A dermatite atópica é muito comum em cães e, por isso, a startup pretende testar o produto nesses animais. “É a principal queixa de donos de cães. Então, temos um modelo animal em que não é preciso provocar a doença, porque ela já existe e pode ser tratada com esse produto”, destaca Chagas.

Enquanto continua o desenvolvimento do fármaco, a startup se prepara para as fases que ocorrem após os testes clínicos em humanos. “Para quem for fabricar, ainda tem a vantagem de já existir o mercado veterinário se o modelo for bem-sucedido em cães”, diz Chagas. “Temos conduzido diferentes fases ao mesmo tempo para ter a estrutura pronta quando os testes forem concluídos”, sublinha Zani.

Outra preocupação são os testes clínicos em humanos: os pesquisadores já pensam na criação dos protocolos para essa etapa. “Queremos adiantar a documentação para que esteja pronta quando chegar esse momento”, explica Chagas.

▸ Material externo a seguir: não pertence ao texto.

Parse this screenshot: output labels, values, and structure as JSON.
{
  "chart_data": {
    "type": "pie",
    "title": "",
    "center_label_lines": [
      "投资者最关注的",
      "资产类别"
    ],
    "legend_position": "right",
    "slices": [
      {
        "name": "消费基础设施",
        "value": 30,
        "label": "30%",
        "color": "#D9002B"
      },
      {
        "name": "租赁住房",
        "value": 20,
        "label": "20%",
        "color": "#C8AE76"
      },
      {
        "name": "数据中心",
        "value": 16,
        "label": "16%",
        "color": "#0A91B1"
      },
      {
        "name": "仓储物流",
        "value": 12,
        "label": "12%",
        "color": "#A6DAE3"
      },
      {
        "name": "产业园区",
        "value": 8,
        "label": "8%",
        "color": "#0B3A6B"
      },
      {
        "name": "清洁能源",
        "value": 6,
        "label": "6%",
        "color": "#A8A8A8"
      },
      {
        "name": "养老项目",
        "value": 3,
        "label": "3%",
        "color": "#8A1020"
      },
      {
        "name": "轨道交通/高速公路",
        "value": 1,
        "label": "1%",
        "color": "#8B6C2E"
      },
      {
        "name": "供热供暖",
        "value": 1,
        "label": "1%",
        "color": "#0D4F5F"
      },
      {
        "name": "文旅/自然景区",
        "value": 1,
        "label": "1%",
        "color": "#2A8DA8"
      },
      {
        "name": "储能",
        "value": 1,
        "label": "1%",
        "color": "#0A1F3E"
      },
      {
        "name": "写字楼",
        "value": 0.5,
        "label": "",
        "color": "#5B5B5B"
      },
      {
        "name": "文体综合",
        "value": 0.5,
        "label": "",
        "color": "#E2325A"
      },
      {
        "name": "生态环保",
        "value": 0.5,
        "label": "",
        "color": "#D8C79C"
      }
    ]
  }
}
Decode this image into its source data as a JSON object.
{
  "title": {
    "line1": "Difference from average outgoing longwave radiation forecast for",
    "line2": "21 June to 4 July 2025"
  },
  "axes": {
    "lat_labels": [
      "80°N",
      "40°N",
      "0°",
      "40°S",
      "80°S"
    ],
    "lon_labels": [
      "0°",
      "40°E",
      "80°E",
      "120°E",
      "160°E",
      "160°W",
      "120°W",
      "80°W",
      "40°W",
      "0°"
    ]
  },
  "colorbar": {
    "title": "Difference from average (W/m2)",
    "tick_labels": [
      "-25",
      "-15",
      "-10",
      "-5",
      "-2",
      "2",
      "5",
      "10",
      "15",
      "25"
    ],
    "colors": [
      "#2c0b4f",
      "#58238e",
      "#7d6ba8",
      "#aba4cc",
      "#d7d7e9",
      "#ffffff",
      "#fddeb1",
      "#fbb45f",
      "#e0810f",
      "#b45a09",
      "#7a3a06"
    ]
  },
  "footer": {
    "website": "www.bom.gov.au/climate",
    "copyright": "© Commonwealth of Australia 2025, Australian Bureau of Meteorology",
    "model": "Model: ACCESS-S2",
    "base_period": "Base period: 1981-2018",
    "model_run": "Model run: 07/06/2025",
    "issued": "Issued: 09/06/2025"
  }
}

Existe, ainda, a possibilidade de que a fórmula seja indicada para a Síndrome de Netherton – uma doença autossômica recessiva rara. Se isso ocorrer, o medicamento é tratado como droga órfã. Isso faz a aprovação ser acelerada em todos os órgãos responsáveis do mundo (no Brasil, é a Anvisa e nos EUA é a Food and Drug Administration, FDA).

Segundo Zani, uma avaliação econômica conduzida pela equipe aponta que o produto pode chegar ao mercado com preço entre R$ 150 e R$ 300 por tubo. Isso ainda vai depender de outras variáveis, mas o preço é bem inferior àquele cobrado pelo concorrente. “Se considerarmos o mercado veterinário, a produção já compensa”, avalia Chagas.

Atualmente, a KRABS está incubada na UFABC. Além disso, participa do Centro de Ciência para o Desenvolvimento (CCD) instalado no Centro de Estudo de Venenos e Animais Peçonhentos (Cevap) da unidade de Botucatu da Universidade Estadual Paulista (Unesp) – que é voltado para a construção de uma fábrica de bioinsumos. “São produtos como esse que estamos desenvolvendo”, compara Chagas.

A ideia é que a startup utilize a estrutura do CCD quando ela estiver pronta para fazer os primeiros lotes do produto. Essas unidades, financiadas pela FAPESP, vão reunir pesquisadores dedicados a projetos de pesquisa com impacto econômico, tecnológico e/ou social voltados a problemas específicos. “A empresa está articulada com o sistema de pesquisa e desenvolvimento como parte desse programa.”